« S’attaquer à une figure du système judiciaire est hautement répréhensible et en ce sens, il est impératif de rassurer le public », a déclaré la juge Mylène Grégoire en ordonnant la détention des trois individus soupçonnés d’être impliqués dans le violent braquage à domicile survenu chez l’ex-enquêteur du SPVM, Pietro Poletti, le 12 juin dernier.

Daniel Renaud Daniel Renaud
La Presse

Les accusés, Yadley Deutz Saint-Jean, Sandel Pierre et Louis-Simon Jacques, ont été arrêtés le soir même de l’agression et sont détenus depuis. Ils font face à dix accusations, dont introduction avec effraction, voies de faits armés, séquestration, menaces de mort et possession d’arme. Deutz Saint-Jean fait face à un chef supplémentaire de bris de condition, car il lui était déjà interdit de posséder une arme lorsqu’il a été appréhendé.

Au début de son jugement qu’elle a rendu oralement, la juge Grégoire a longuement décrit les circonstances de l’attaque racontées par un procureur au premier jour de l’enquête sur remise en liberté.

« M. Poletti était clairement visé et les paroles prononcées : C’est lui ! et Tire-le ! font craindre le pire ».

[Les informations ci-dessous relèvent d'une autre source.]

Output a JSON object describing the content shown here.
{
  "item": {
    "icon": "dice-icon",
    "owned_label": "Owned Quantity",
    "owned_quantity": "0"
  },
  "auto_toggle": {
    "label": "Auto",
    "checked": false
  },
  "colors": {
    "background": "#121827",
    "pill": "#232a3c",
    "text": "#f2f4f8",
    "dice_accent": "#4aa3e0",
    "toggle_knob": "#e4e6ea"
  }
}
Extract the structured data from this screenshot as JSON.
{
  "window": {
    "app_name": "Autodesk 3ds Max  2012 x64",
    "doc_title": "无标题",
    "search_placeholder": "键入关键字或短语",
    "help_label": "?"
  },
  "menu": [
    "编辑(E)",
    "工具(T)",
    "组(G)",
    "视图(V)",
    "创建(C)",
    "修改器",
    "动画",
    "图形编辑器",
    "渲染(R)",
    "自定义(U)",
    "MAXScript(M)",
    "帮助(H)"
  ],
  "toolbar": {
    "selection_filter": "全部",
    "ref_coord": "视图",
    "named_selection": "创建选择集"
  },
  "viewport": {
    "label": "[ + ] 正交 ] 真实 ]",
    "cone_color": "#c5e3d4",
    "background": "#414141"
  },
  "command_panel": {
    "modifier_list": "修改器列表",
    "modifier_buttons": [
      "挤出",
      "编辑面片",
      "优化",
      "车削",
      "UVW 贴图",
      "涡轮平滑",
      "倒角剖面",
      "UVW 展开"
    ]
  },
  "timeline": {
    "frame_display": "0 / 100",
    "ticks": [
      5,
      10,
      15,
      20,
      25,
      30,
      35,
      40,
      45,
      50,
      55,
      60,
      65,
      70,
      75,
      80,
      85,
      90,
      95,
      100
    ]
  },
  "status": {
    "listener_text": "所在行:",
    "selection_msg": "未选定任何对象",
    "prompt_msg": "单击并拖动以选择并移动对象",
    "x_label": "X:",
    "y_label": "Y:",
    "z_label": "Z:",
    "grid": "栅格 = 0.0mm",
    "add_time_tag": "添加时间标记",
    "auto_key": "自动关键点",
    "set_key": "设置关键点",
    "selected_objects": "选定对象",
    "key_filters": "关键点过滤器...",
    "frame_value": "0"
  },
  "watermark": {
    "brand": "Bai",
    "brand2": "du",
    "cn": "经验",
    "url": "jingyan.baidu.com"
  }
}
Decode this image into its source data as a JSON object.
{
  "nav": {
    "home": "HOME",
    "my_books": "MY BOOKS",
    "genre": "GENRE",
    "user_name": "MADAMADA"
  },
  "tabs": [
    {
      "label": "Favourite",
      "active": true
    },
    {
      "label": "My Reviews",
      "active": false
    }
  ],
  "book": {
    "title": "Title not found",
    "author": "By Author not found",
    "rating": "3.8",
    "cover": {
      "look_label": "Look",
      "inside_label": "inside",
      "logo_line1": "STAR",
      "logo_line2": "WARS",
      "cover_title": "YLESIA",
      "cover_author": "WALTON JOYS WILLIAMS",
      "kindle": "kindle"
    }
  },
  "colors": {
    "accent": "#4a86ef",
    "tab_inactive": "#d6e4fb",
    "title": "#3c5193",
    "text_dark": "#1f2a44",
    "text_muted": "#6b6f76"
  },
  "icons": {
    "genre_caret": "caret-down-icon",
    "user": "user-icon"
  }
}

« Un homme et sa mère de 87 ans ont été blessés. L’attaque était préméditée et planifiée. Les prévenus y ont participé de plein gré. La preuve démontre qu’une arme à feu chargée était en leur possession au moment du crime », a notamment dit la juge qui a décidé de maintenir les suspects en détention pour assurer la protection et la sécurité du public et pour ne pas miner la confiance du public en l’administration de la justice.

Peu crédibles

Les trois accusés ont témoigné dans l’espoir de regagner leur liberté, mais la juge n’a pas été impressionnée.

Dans le cas de Deutz Saint-Jean, elle a souligné le fait qu’il ne connaissait pas le nom de famille de son employeur, que le salon de coiffure où il est censé travailler n’a pas d’enseigne, qu’il ne connait pas le nom de famille de son amie de cœur qu’il a fréquenté durant trois mois, pas plus que celui de la connaissance qui les a présentés.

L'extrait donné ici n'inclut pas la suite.